In the run-up to the UNC’s internal election for leadership of the party, Kamla Persad-Bissessar was subjected to unspeakable wrongs. Hints were made about her drinking habits and it would have been disastrous if a newspaper photographer had caught her with a glass in hand. We suggested that she drink water from a lotha, a Hindu religious brass water vessel to avoid being hounded by some news photographers.
At the funeral of former MP for Couva South and a former minister of government, defeated UNC leader and one time prime minister of T&T, Basdeo Panday directed a number of political barbs which we believe were aimed at the present leader of the UNC and Prime Minister of T&T, Kamla Persad-Bissessar.
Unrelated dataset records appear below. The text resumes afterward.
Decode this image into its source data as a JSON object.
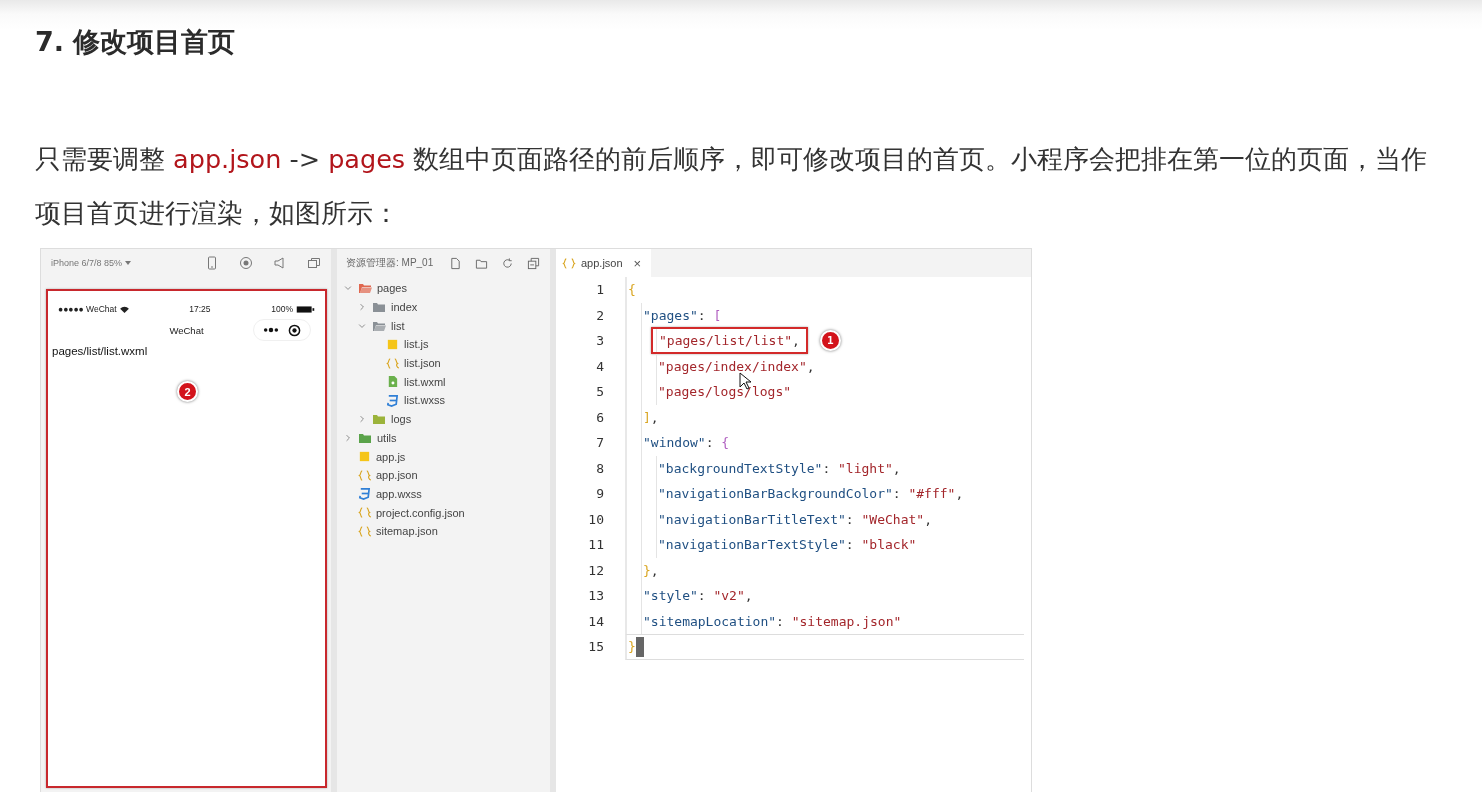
{
  "heading": "7. 修改项目首页",
  "paragraph": [
    {
      "kind": "plain",
      "text": "只需要调整 "
    },
    {
      "kind": "code",
      "text": "app.json"
    },
    {
      "kind": "plain",
      "text": " -> "
    },
    {
      "kind": "code",
      "text": "pages"
    },
    {
      "kind": "plain",
      "text": " 数组中页面路径的前后顺序，即可修改项目的首页。小程序会把排在第一位的页面，当作项目首页进行渲染，如图所示："
    }
  ],
  "simulator": {
    "device": "iPhone 6/7/8 85%",
    "carrier": "●●●●● WeChat",
    "time": "17:25",
    "battery": "100%",
    "nav_title": "WeChat",
    "page_text": "pages/list/list.wxml",
    "callout": "2"
  },
  "explorer": {
    "title": "资源管理器: MP_01",
    "tree": [
      {
        "name": "pages",
        "kind": "folder",
        "color": "#e0674f",
        "expanded": true,
        "children": [
          {
            "name": "index",
            "kind": "folder",
            "color": "#8a9096",
            "expanded": false
          },
          {
            "name": "list",
            "kind": "folder",
            "color": "#8a9096",
            "expanded": true,
            "children": [
              {
                "name": "list.js",
                "kind": "js"
              },
              {
                "name": "list.json",
                "kind": "json"
              },
              {
                "name": "list.wxml",
                "kind": "wxml"
              },
              {
                "name": "list.wxss",
                "kind": "wxss"
              }
            ]
          },
          {
            "name": "logs",
            "kind": "folder",
            "color": "#9bb33a",
            "expanded": false
          }
        ]
      },
      {
        "name": "utils",
        "kind": "folder",
        "color": "#5aa34a",
        "expanded": false
      },
      {
        "name": "app.js",
        "kind": "js"
      },
      {
        "name": "app.json",
        "kind": "json"
      },
      {
        "name": "app.wxss",
        "kind": "wxss"
      },
      {
        "name": "project.config.json",
        "kind": "json"
      },
      {
        "name": "sitemap.json",
        "kind": "json"
      }
    ]
  },
  "editor": {
    "tab": {
      "label": "app.json",
      "close": "×"
    },
    "callout": "1",
    "lines": [
      {
        "number": "1",
        "marked": false,
        "current": false,
        "tokens": [
          {
            "kind": "open",
            "text": "{"
          }
        ]
      },
      {
        "number": "2",
        "marked": false,
        "current": false,
        "tokens": [
          {
            "kind": "key",
            "text": "\"pages\""
          },
          {
            "kind": "punct",
            "text": ": "
          },
          {
            "kind": "open",
            "text": "["
          }
        ]
      },
      {
        "number": "3",
        "marked": true,
        "current": false,
        "tokens": [
          {
            "kind": "string",
            "text": "\"pages/list/list\""
          },
          {
            "kind": "punct",
            "text": ","
          }
        ]
      },
      {
        "number": "4",
        "marked": false,
        "current": false,
        "tokens": [
          {
            "kind": "string",
            "text": "\"pages/index/index\""
          },
          {
            "kind": "punct",
            "text": ","
          }
        ]
      },
      {
        "number": "5",
        "marked": false,
        "current": false,
        "tokens": [
          {
            "kind": "string",
            "text": "\"pages/logs/logs\""
          }
        ]
      },
      {
        "number": "6",
        "marked": false,
        "current": false,
        "tokens": [
          {
            "kind": "close",
            "text": "]"
          },
          {
            "kind": "punct",
            "text": ","
          }
        ]
      },
      {
        "number": "7",
        "marked": false,
        "current": false,
        "tokens": [
          {
            "kind": "key",
            "text": "\"window\""
          },
          {
            "kind": "punct",
            "text": ": "
          },
          {
            "kind": "open",
            "text": "{"
          }
        ]
      },
      {
        "number": "8",
        "marked": false,
        "current": false,
        "tokens": [
          {
            "kind": "key",
            "text": "\"backgroundTextStyle\""
          },
          {
            "kind": "punct",
            "text": ": "
          },
          {
            "kind": "string",
            "text": "\"light\""
          },
          {
            "kind": "punct",
            "text": ","
          }
        ]
      },
      {
        "number": "9",
        "marked": false,
        "current": false,
        "tokens": [
          {
            "kind": "key",
            "text": "\"navigationBarBackgroundColor\""
          },
          {
            "kind": "punct",
            "text": ": "
          },
          {
            "kind": "string",
            "text": "\"#fff\""
          },
          {
            "kind": "punct",
            "text": ","
          }
        ]
      },
      {
        "number": "10",
        "marked": false,
        "current": false,
        "tokens": [
          {
            "kind": "key",
            "text": "\"navigationBarTitleText\""
          },
          {
            "kind": "punct",
            "text": ": "
          },
          {
            "kind": "string",
            "text": "\"WeChat\""
          },
          {
            "kind": "punct",
            "text": ","
          }
        ]
      },
      {
        "number": "11",
        "marked": false,
        "current": false,
        "tokens": [
          {
            "kind": "key",
            "text": "\"navigationBarTextStyle\""
          },
          {
            "kind": "punct",
            "text": ": "
          },
          {
            "kind": "string",
            "text": "\"black\""
          }
        ]
      },
      {
        "number": "12",
        "marked": false,
        "current": false,
        "tokens": [
          {
            "kind": "close",
            "text": "}"
          },
          {
            "kind": "punct",
            "text": ","
          }
        ]
      },
      {
        "number": "13",
        "marked": false,
        "current": false,
        "tokens": [
          {
            "kind": "key",
            "text": "\"style\""
          },
          {
            "kind": "punct",
            "text": ": "
          },
          {
            "kind": "string",
            "text": "\"v2\""
          },
          {
            "kind": "punct",
            "text": ","
          }
        ]
      },
      {
        "number": "14",
        "marked": false,
        "current": false,
        "tokens": [
          {
            "kind": "key",
            "text": "\"sitemapLocation\""
          },
          {
            "kind": "punct",
            "text": ": "
          },
          {
            "kind": "string",
            "text": "\"sitemap.json\""
          }
        ]
      },
      {
        "number": "15",
        "marked": false,
        "current": true,
        "tokens": [
          {
            "kind": "close",
            "text": "}"
          }
        ]
      }
    ]
  }
}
Panday lamented the fact that Kelvin Ramnath was not permitted to fight the Couva South seat under the UNC though he was a founding member.
What Panday failed to admit was that in a previous election he (Panday) rejected Kelvin Ramnath in preference to Attorney-at-Law Ramesh Lawrence Maharaj. As a female prime minister, Kamla is expected, not only to govern in the best interest of the country and all its inhabitants, but in the process of selling Trinidad and Tobago she must project a sunshine image. She always appeared well manicured with the latest hair styles, matching clothes and shoes and with a Trinidad smile. She was criticised for being too good and attractive.
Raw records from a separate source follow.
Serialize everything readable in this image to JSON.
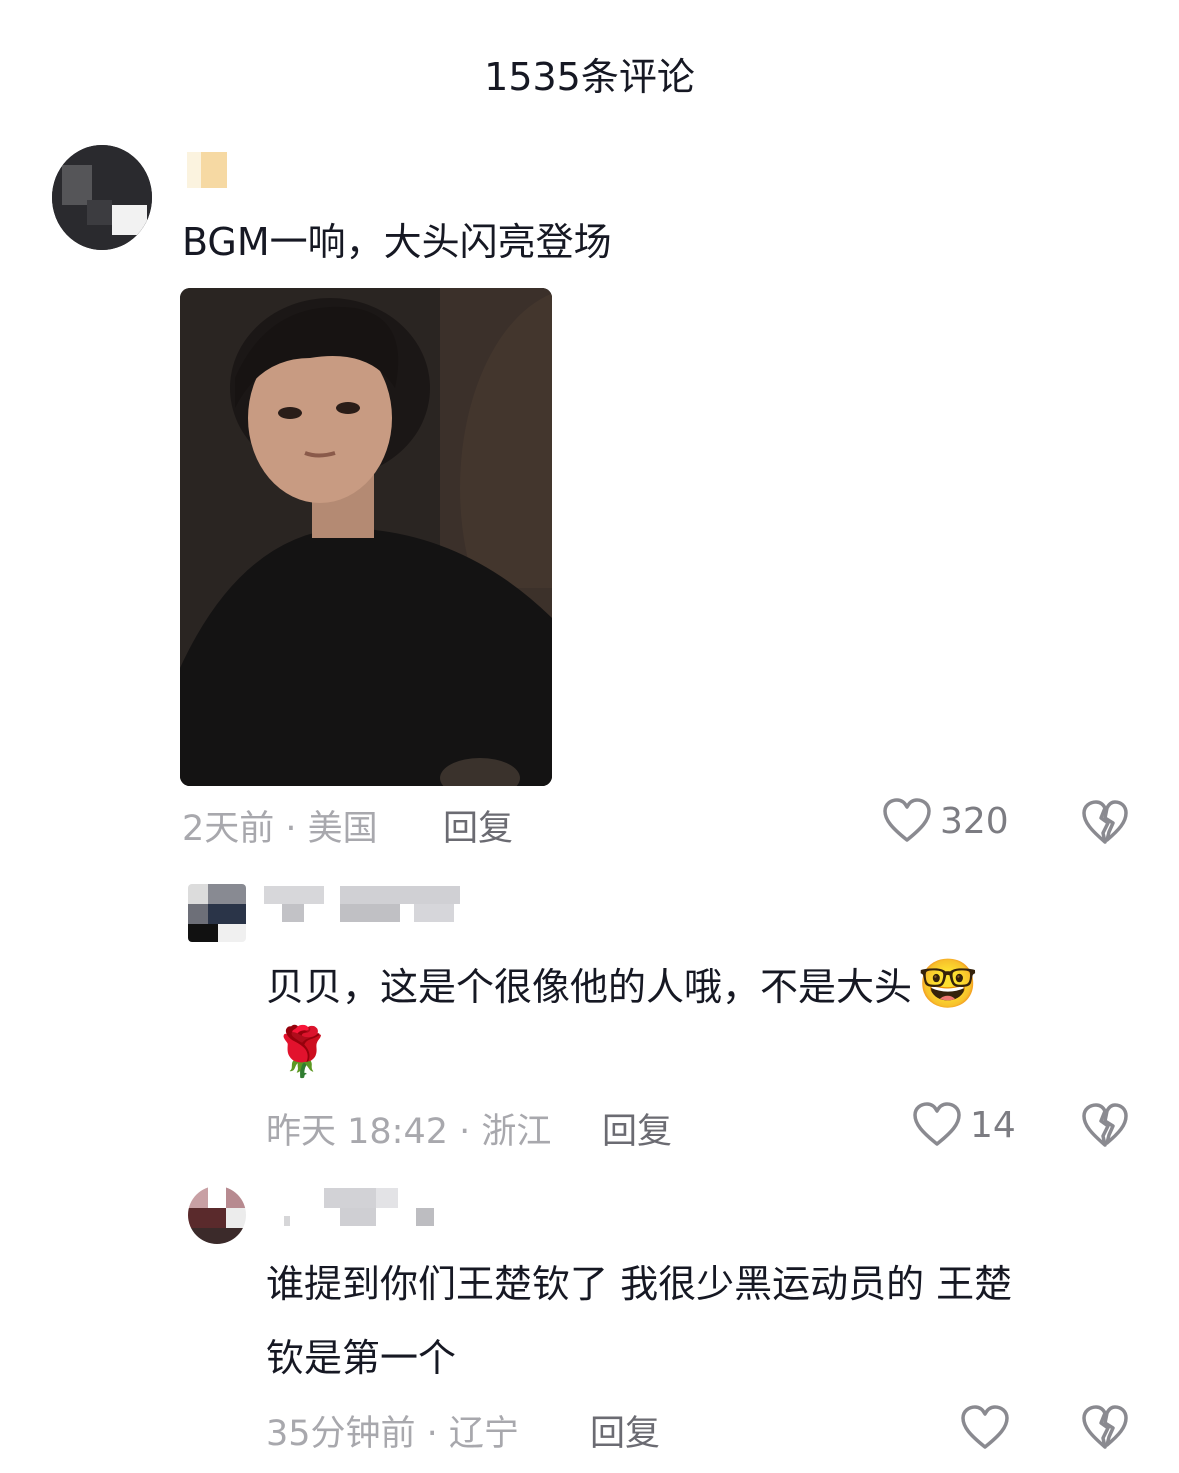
{
  "header": {
    "title": "1535条评论"
  },
  "comments": [
    {
      "text": "BGM一响，大头闪亮登场",
      "time_location": "2天前 · 美国",
      "reply_label": "回复",
      "likes": "320"
    },
    {
      "text_line1": "贝贝，这是个很像他的人哦，不是大头",
      "emoji1": "🤓",
      "emoji2": "🌹",
      "time_location": "昨天 18:42 · 浙江",
      "reply_label": "回复",
      "likes": "14"
    },
    {
      "text_line1": "谁提到你们王楚钦了 我很少黑运动员的 王楚",
      "text_line2": "钦是第一个",
      "time_location": "35分钟前 · 辽宁",
      "reply_label": "回复"
    }
  ],
  "icons": {
    "like": "heart-outline-icon",
    "dislike": "broken-heart-icon"
  }
}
The lady who looked after her every physical and soul need was her sister. She was vilified and virtually chased out of the prime minister’s official residence and had to seek rides in family’s personal vehicles. When Kamla went to India earlier this year at India’s expense, she was criticised for taking along her sister and other ministerial support. Many business deals were conducted on behalf of the State.
Although her trip to India was heavily criticised, not a sound of dissent is heard from the Opposition or the media now that the State is footing the entire bill for a 70-member Nigerian delegation headed by President Goodluck Jonathan. In a full-page Guardian ad, the Ministry of Energy and Energy Affairs announced “India Scholarships for Energy Staff”: “Five members of the Ministry of Energy and Energy Affairs are now participating in scholarships at the Solar Research Institute in Gurgaon, India.
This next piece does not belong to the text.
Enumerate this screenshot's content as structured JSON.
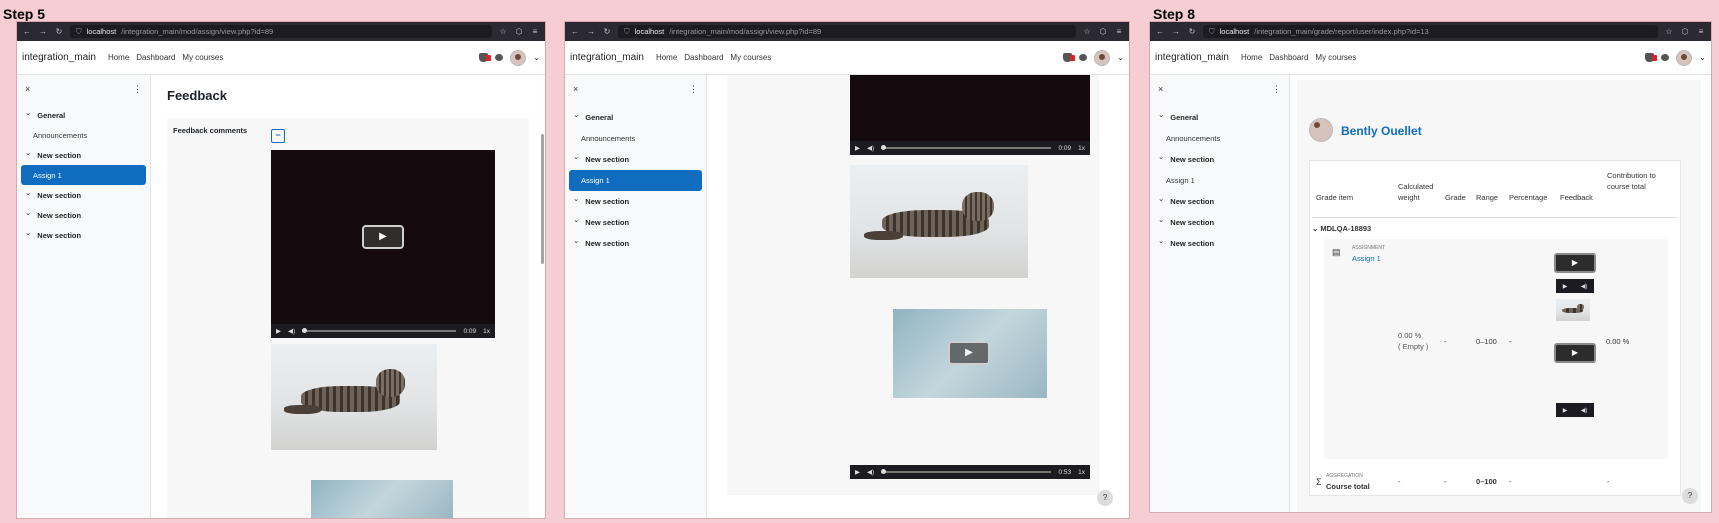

The scholarships form part of the Indian Technical and Economic Co-operation Programme (ITEC), in which the Government of India sponsors all costs for applicants from all over the world to study at various prestigious institutions in India. “During the state visit of the Prime Minister, Kamla Persad-Bissessar to India in January 2012, high-level meetings were held with the Ministry of New and Renewable Energy in India.
The team from Trinidad and Tobago expressed an interest in encouraging more bilateral co-operation in the field of renewable energy. A field in which India has a lot of experience and technical expertise and known to be a world leader, especially in solar energy. “Minister Ramnarine is especially keen for Trinidad and Tobago to recognise the need for building capacity in renewable energy and energy efficiency as a means to improving energy security.”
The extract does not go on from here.